On This Day In History: Aztec Calendar Stone Rediscovered – On Dec 17, 1790

AncientPages.com - On December 17, 1790, the Sun Stone (Stone of the Five Eras), sometimes called the Aztec calendar stone, was rediscovered during repairs in Mexico City.

The artifact is a late post-classic Mexica sculpture, probably the most famous work of Aztec sculpture.

On This Day In History: Aztec Calendar Stone Rediscovered – On Dec 17, 1790

Aztec Sun Stone, at National Anthropology Museum in Mexico City, Mexico. Image credit: Juan Carlos Fonseca Mata - CC BY-SA 4.0

The disc-shaped stone is 12 feet in diameter and 3 feet thick and weighs about 24 tons. It was covered with pagan symbols.

Shortly after the Spanish conquest, the monolithic sculpture was buried in the Zócalo, the main square of Mexico City.

Following its rediscovery, the calendar stone was mounted on an exterior wall of the Cathedral, where it remained until 1885. Most scholars think the stone was carved between 1502 and 1521, though some believe it is much older.

The sculpted motifs covering the stone's surface refer to the Mexica cosmogony's main elements.

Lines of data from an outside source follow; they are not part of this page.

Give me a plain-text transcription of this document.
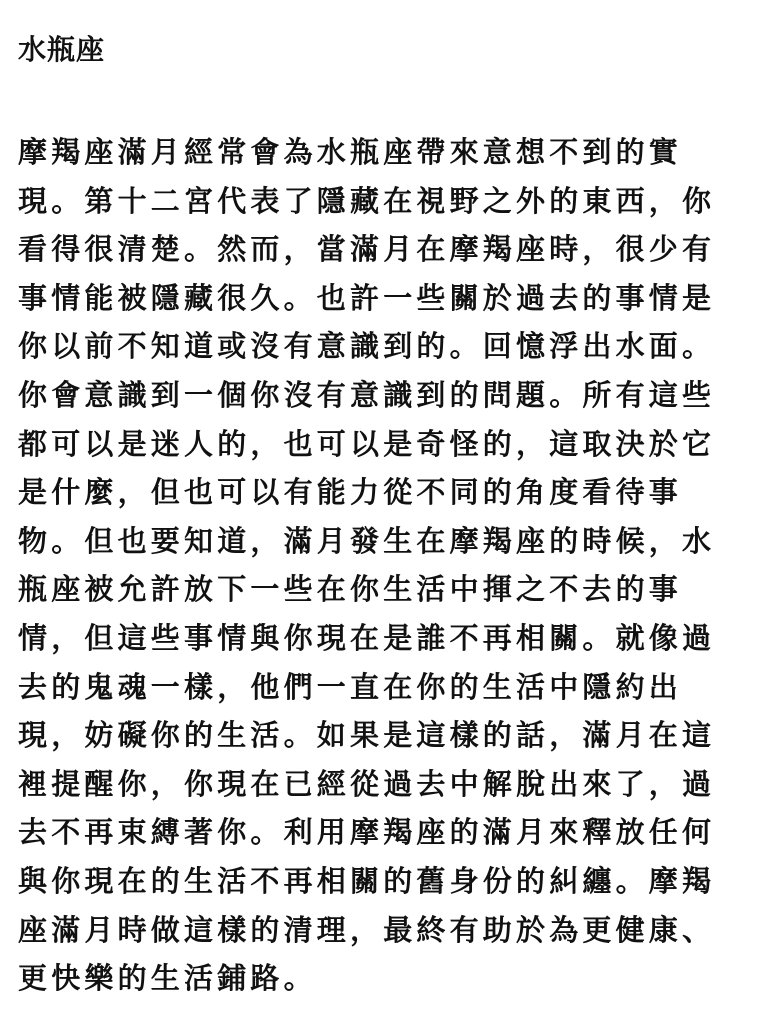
水瓶座
摩羯座滿月經常會為水瓶座帶來意想不到的實
現。第十二宮代表了隱藏在視野之外的東西，你
看得很清楚。然而，當滿月在摩羯座時，很少有
事情能被隱藏很久。也許一些關於過去的事情是
你以前不知道或沒有意識到的。回憶浮出水面。
你會意識到一個你沒有意識到的問題。所有這些
都可以是迷人的，也可以是奇怪的，這取決於它
是什麼，但也可以有能力從不同的角度看待事
物。但也要知道，滿月發生在摩羯座的時候，水
瓶座被允許放下一些在你生活中揮之不去的事
情，但這些事情與你現在是誰不再相關。就像過
去的鬼魂一樣，他們一直在你的生活中隱約出
現，妨礙你的生活。如果是這樣的話，滿月在這
裡提醒你，你現在已經從過去中解脫出來了，過
去不再束縛著你。利用摩羯座的滿月來釋放任何
與你現在的生活不再相關的舊身份的糾纏。摩羯
座滿月時做這樣的清理，最終有助於為更健康、
更快樂的生活鋪路。
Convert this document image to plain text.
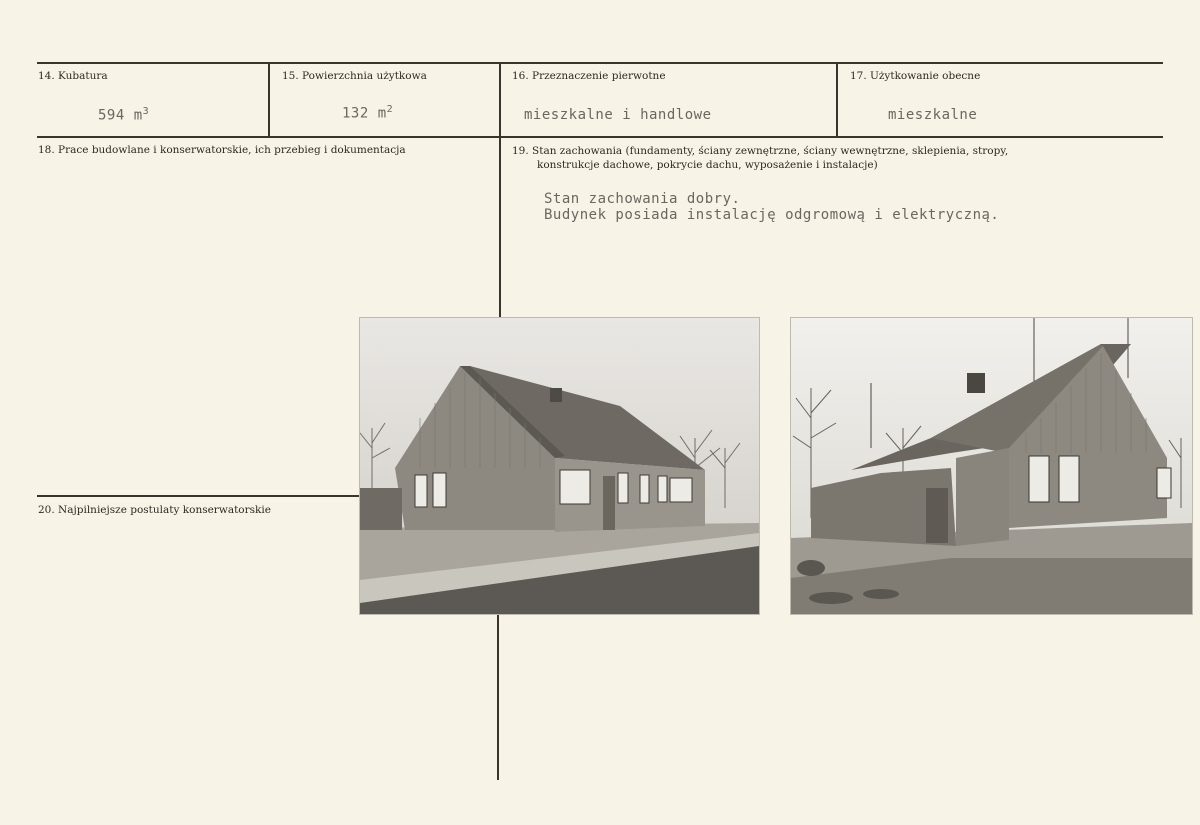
14. Kubatura
594 $m^3$
15. Powierzchnia użytkowa
132 $m^2$
16. Przeznaczenie pierwotne
mieszkalne i handlowe
17. Użytkowanie obecne
mieszkalne
18. Prace budowlane i konserwatorskie, ich przebieg i dokumentacja	19. Stan zachowania (fundamenty, ściany zewnętrzne, ściany wewnętrzne, sklepienia, stropy,
konstrukcje dachowe, pokrycie dachu, wyposażenie i instalacje)
Stan zachowania dobry.
Budynek posiada instalację odgromową i elektryczną.
20. Najpilniejsze postulaty konserwatorskie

A depiction of the solar deity, Tonatiuh, holding a human heart in each of his clawed hands, is in the center of the monolith. His tongue is represented by a sacrificial stone knife (Tecpatl). The four squares surrounding the central deity represent the previous suns (or eras). Each period ended with the destruction of the world and humanity and was recreated in the next period.

The Aztecs believed that the universe was in great danger when the solar and sacred cycles fell on the same day. So every 52 years, they performed an elaborate ceremony of human sacrifice.

Researchers have many theories but do not know exactly how the stone was used or whether it was a sacrificial altar, sundial, or calendar.

The calendar stone is now housed in the National Anthropology Museum in Mexico City.